El día menos pensado buscaré mi cabeza. ¿Alguien la ha visto? Sería fantástico que toda la gente de mi calle se juntara para peinar el barrio.

No puedo dar recompensa económica, pero si alguien la encuentra prometo darle un beso tan bueno que parecerá el primero. Al menos para mí.

ÁTOMOS SOLITARIOS O FELICES MUTANTES

Desde la cuna a la placa de mármol hay una lucha que nos llama a filas a tod@s: vencer la soledad.

Es una guerra donde nadie puede alegar objeción de conciencia. Se libra y punto, quieras o no. A contra reloj. En un tiempo limitado: el descrito en la primera frase.

Es tan simple que asusta.

Los creyentes en la reencarnación pueden darle la vuelta al reloj de arena las veces que quieran, pero simplemente se remueven en la tierra como albóndigas negras, pasadas, inservibles para comer.

La batalla es posible ganarla aunque a un alto precio: dejando la piel de tu egoísmo por el camino. Al final podrás estar despellejado y sin aliento, pero acompañado.
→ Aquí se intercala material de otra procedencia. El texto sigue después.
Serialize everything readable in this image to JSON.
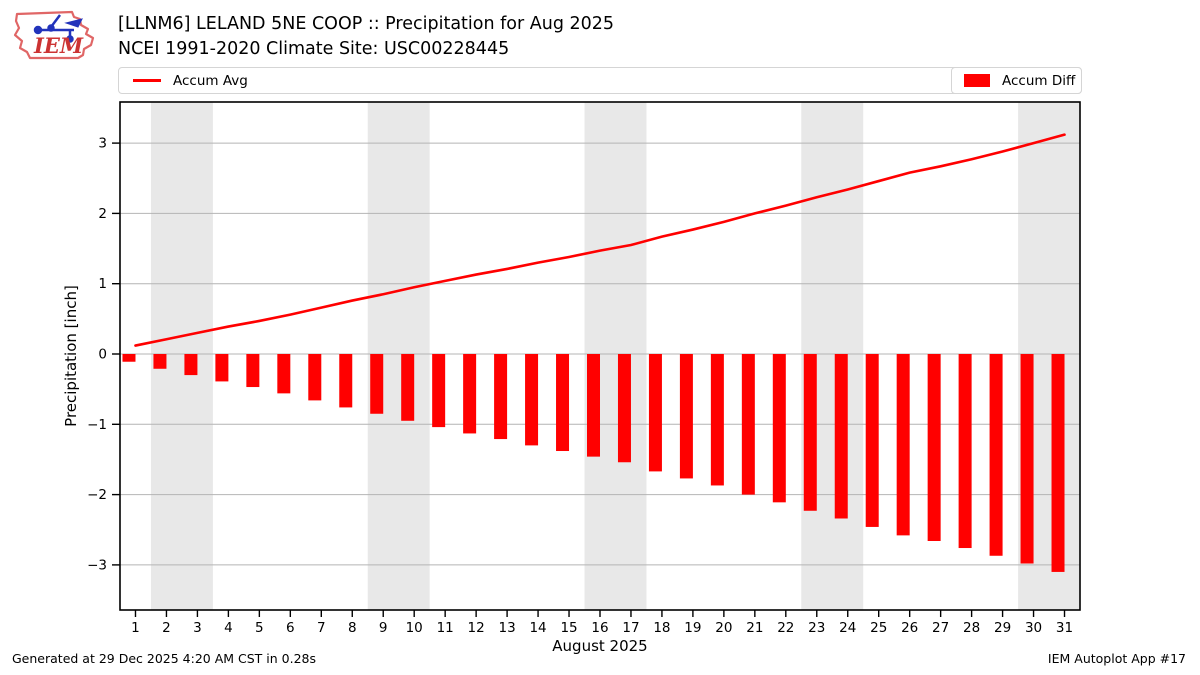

Los últimos acontecimientos atómicos me han dado una idea para ahorrarle a mis hijos esta cruenta pelea: Hacer un viaje familiar por los parques temáticos de Fukushima y Chernóbil, tras lo cual le saldrán dos cabezas a cada uno de ellos, para que nunca se sientan solos desde las cunas a las placas de mármol con fotos dobles.

Me encanta hacer de la necesidad virtud. Así de simple.